Охота на ясновидца - Анатолий Королев 37 стр.


Падшее создание, стараясь не разбудить любовника, выскользнуло из-под простыни и, нашарив рукой пачку сигарет, встает у раскрытого окна. Он гол, как и я, если не считать упомянутого выше лифчика. Его ягодицы украшены татуировкой.

Я слышу как щелкает зажигалка.

Слышу шум ночного ветра.

Чувствую сладкий дымок сигареты.

Нет! Он меня не видит, но чувствует неясную тревогу.

Аккуратный стук в дверь.

Это охранник. Самая настоящая горилла!

- Маша, все спокойно. Никого. Горилла одета в бронежилет. Ого! Это же мафия!

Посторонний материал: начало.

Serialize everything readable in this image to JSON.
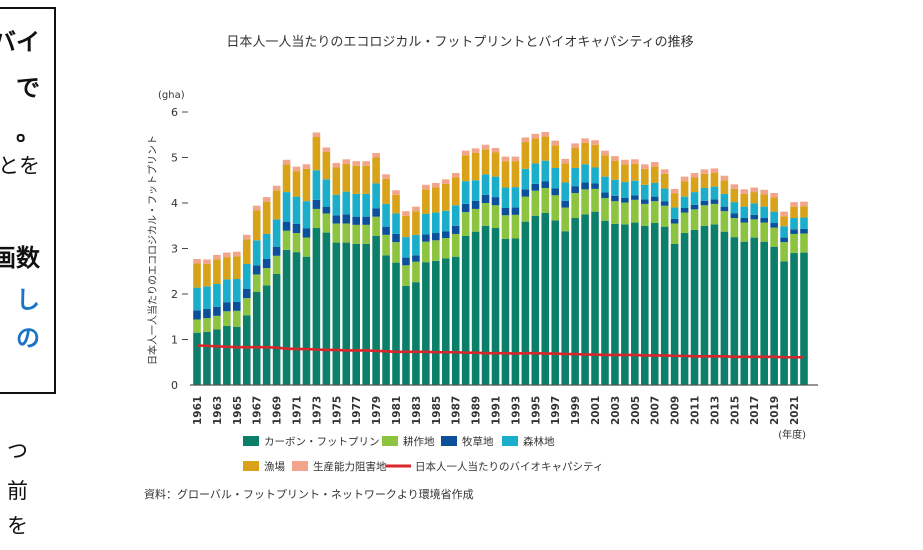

Он говорит - МашА, - делая ударение на последнем слоге. Так это женское имя звучит почти по-мужски.

Они говорят полушепотом, чтобы не разбудить хозяина.

- Извини, Виталь, у меня месячные, - шутит юнец, не оглядываясь.

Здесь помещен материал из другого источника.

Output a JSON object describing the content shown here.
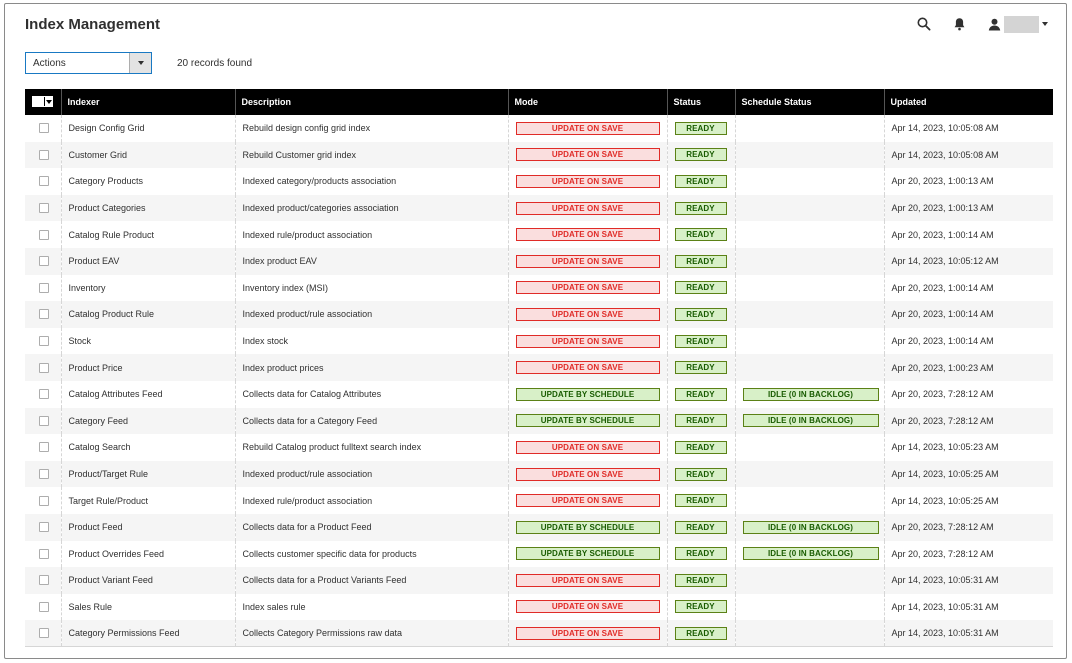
{
  "page": {
    "title": "Index Management"
  },
  "header": {
    "icons": [
      "search-icon",
      "bell-icon",
      "user-icon"
    ]
  },
  "toolbar": {
    "actions_label": "Actions",
    "records_found": "20 records found"
  },
  "columns": [
    "Indexer",
    "Description",
    "Mode",
    "Status",
    "Schedule Status",
    "Updated"
  ],
  "rows": [
    {
      "indexer": "Design Config Grid",
      "description": "Rebuild design config grid index",
      "mode": "UPDATE ON SAVE",
      "mode_type": "save",
      "status": "READY",
      "schedule_status": "",
      "updated": "Apr 14, 2023, 10:05:08 AM"
    },
    {
      "indexer": "Customer Grid",
      "description": "Rebuild Customer grid index",
      "mode": "UPDATE ON SAVE",
      "mode_type": "save",
      "status": "READY",
      "schedule_status": "",
      "updated": "Apr 14, 2023, 10:05:08 AM"
    },
    {
      "indexer": "Category Products",
      "description": "Indexed category/products association",
      "mode": "UPDATE ON SAVE",
      "mode_type": "save",
      "status": "READY",
      "schedule_status": "",
      "updated": "Apr 20, 2023, 1:00:13 AM"
    },
    {
      "indexer": "Product Categories",
      "description": "Indexed product/categories association",
      "mode": "UPDATE ON SAVE",
      "mode_type": "save",
      "status": "READY",
      "schedule_status": "",
      "updated": "Apr 20, 2023, 1:00:13 AM"
    },
    {
      "indexer": "Catalog Rule Product",
      "description": "Indexed rule/product association",
      "mode": "UPDATE ON SAVE",
      "mode_type": "save",
      "status": "READY",
      "schedule_status": "",
      "updated": "Apr 20, 2023, 1:00:14 AM"
    },
    {
      "indexer": "Product EAV",
      "description": "Index product EAV",
      "mode": "UPDATE ON SAVE",
      "mode_type": "save",
      "status": "READY",
      "schedule_status": "",
      "updated": "Apr 14, 2023, 10:05:12 AM"
    },
    {
      "indexer": "Inventory",
      "description": "Inventory index (MSI)",
      "mode": "UPDATE ON SAVE",
      "mode_type": "save",
      "status": "READY",
      "schedule_status": "",
      "updated": "Apr 20, 2023, 1:00:14 AM"
    },
    {
      "indexer": "Catalog Product Rule",
      "description": "Indexed product/rule association",
      "mode": "UPDATE ON SAVE",
      "mode_type": "save",
      "status": "READY",
      "schedule_status": "",
      "updated": "Apr 20, 2023, 1:00:14 AM"
    },
    {
      "indexer": "Stock",
      "description": "Index stock",
      "mode": "UPDATE ON SAVE",
      "mode_type": "save",
      "status": "READY",
      "schedule_status": "",
      "updated": "Apr 20, 2023, 1:00:14 AM"
    },
    {
      "indexer": "Product Price",
      "description": "Index product prices",
      "mode": "UPDATE ON SAVE",
      "mode_type": "save",
      "status": "READY",
      "schedule_status": "",
      "updated": "Apr 20, 2023, 1:00:23 AM"
    },
    {
      "indexer": "Catalog Attributes Feed",
      "description": "Collects data for Catalog Attributes",
      "mode": "UPDATE BY SCHEDULE",
      "mode_type": "schedule",
      "status": "READY",
      "schedule_status": "IDLE (0 IN BACKLOG)",
      "updated": "Apr 20, 2023, 7:28:12 AM"
    },
    {
      "indexer": "Category Feed",
      "description": "Collects data for a Category Feed",
      "mode": "UPDATE BY SCHEDULE",
      "mode_type": "schedule",
      "status": "READY",
      "schedule_status": "IDLE (0 IN BACKLOG)",
      "updated": "Apr 20, 2023, 7:28:12 AM"
    },
    {
      "indexer": "Catalog Search",
      "description": "Rebuild Catalog product fulltext search index",
      "mode": "UPDATE ON SAVE",
      "mode_type": "save",
      "status": "READY",
      "schedule_status": "",
      "updated": "Apr 14, 2023, 10:05:23 AM"
    },
    {
      "indexer": "Product/Target Rule",
      "description": "Indexed product/rule association",
      "mode": "UPDATE ON SAVE",
      "mode_type": "save",
      "status": "READY",
      "schedule_status": "",
      "updated": "Apr 14, 2023, 10:05:25 AM"
    },
    {
      "indexer": "Target Rule/Product",
      "description": "Indexed rule/product association",
      "mode": "UPDATE ON SAVE",
      "mode_type": "save",
      "status": "READY",
      "schedule_status": "",
      "updated": "Apr 14, 2023, 10:05:25 AM"
    },
    {
      "indexer": "Product Feed",
      "description": "Collects data for a Product Feed",
      "mode": "UPDATE BY SCHEDULE",
      "mode_type": "schedule",
      "status": "READY",
      "schedule_status": "IDLE (0 IN BACKLOG)",
      "updated": "Apr 20, 2023, 7:28:12 AM"
    },
    {
      "indexer": "Product Overrides Feed",
      "description": "Collects customer specific data for products",
      "mode": "UPDATE BY SCHEDULE",
      "mode_type": "schedule",
      "status": "READY",
      "schedule_status": "IDLE (0 IN BACKLOG)",
      "updated": "Apr 20, 2023, 7:28:12 AM"
    },
    {
      "indexer": "Product Variant Feed",
      "description": "Collects data for a Product Variants Feed",
      "mode": "UPDATE ON SAVE",
      "mode_type": "save",
      "status": "READY",
      "schedule_status": "",
      "updated": "Apr 14, 2023, 10:05:31 AM"
    },
    {
      "indexer": "Sales Rule",
      "description": "Index sales rule",
      "mode": "UPDATE ON SAVE",
      "mode_type": "save",
      "status": "READY",
      "schedule_status": "",
      "updated": "Apr 14, 2023, 10:05:31 AM"
    },
    {
      "indexer": "Category Permissions Feed",
      "description": "Collects Category Permissions raw data",
      "mode": "UPDATE ON SAVE",
      "mode_type": "save",
      "status": "READY",
      "schedule_status": "",
      "updated": "Apr 14, 2023, 10:05:31 AM"
    }
  ],
  "colors": {
    "save_bg": "#fadede",
    "save_border": "#e02b27",
    "schedule_bg": "#d8f0c8",
    "schedule_border": "#5b8116",
    "header_bg": "#000000",
    "accent": "#1979c3"
  }
}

Он бодрится, но я чую, как кошки скребут у него на сердце. Вижу отражение лица на створке окна - глаза полны слез. Какая интуиция! Он ощутил, что в дом пришла смерть и тайно звякает столовым серебром, считая ложки и вилки, щупает простыни - приданое мертвеца… что живыми уже не быть.

Мордоворот прикрывает дверь.

Толчком силы я погружаюсь по щиколотки, по колени, по грудь, по шею! - в паркетный пол и - спрыгиваю с потолка в темноту нижней комнаты. Это первый этаж. Кабинет! Но я не могу открыть ни одного ящика. Не могу перелистнуть листочка календаря на рабочем столе. Нажать клавишу компьютера!

Куда я попал, черт возьми? Не чертыхайся, Герман… Как узнать, где находится этот проклятый дом, его адрес, его координаты, имя хозяина? Номер телефона?

В надежде отыскать ярлычок с номером, я обнюхиваю кнопочный телефон, стоящий тут же на столе. Напрасно! В таком доме дураков нет.

И никаких признаков присутствия женщины!

Сквозь просторное стекло я выхожу в парк и, отойдя сто метров, внимательно оглядываю дом снаружи, запоминаю местность. Это типичный загородный дом новых русских - кичливая помесь псевдоготики с гаражем. И стоит он в дачной местности… Судя по отсутствию сосен и елей, по обилию кленов и прочей листвы - это средняя полоса России.

Но где? Эта полоса равна двум Франциям!

Вокруг меня колыхание ветра, но я не чувствую холода. Я гляжу на звездное небо. Ватные тучки растаяли, небосвод чист от пыли, луна кругла и бесстрастна: Господи, если ты есть, вряд ли тебе по душе ясновидцы… Эта мысль так неожиданно приходит в голову, что я теряюсь от ее внезапного броска.

Пифию или ясновидящего побей камнями… нашептывает подлая память из древних речений.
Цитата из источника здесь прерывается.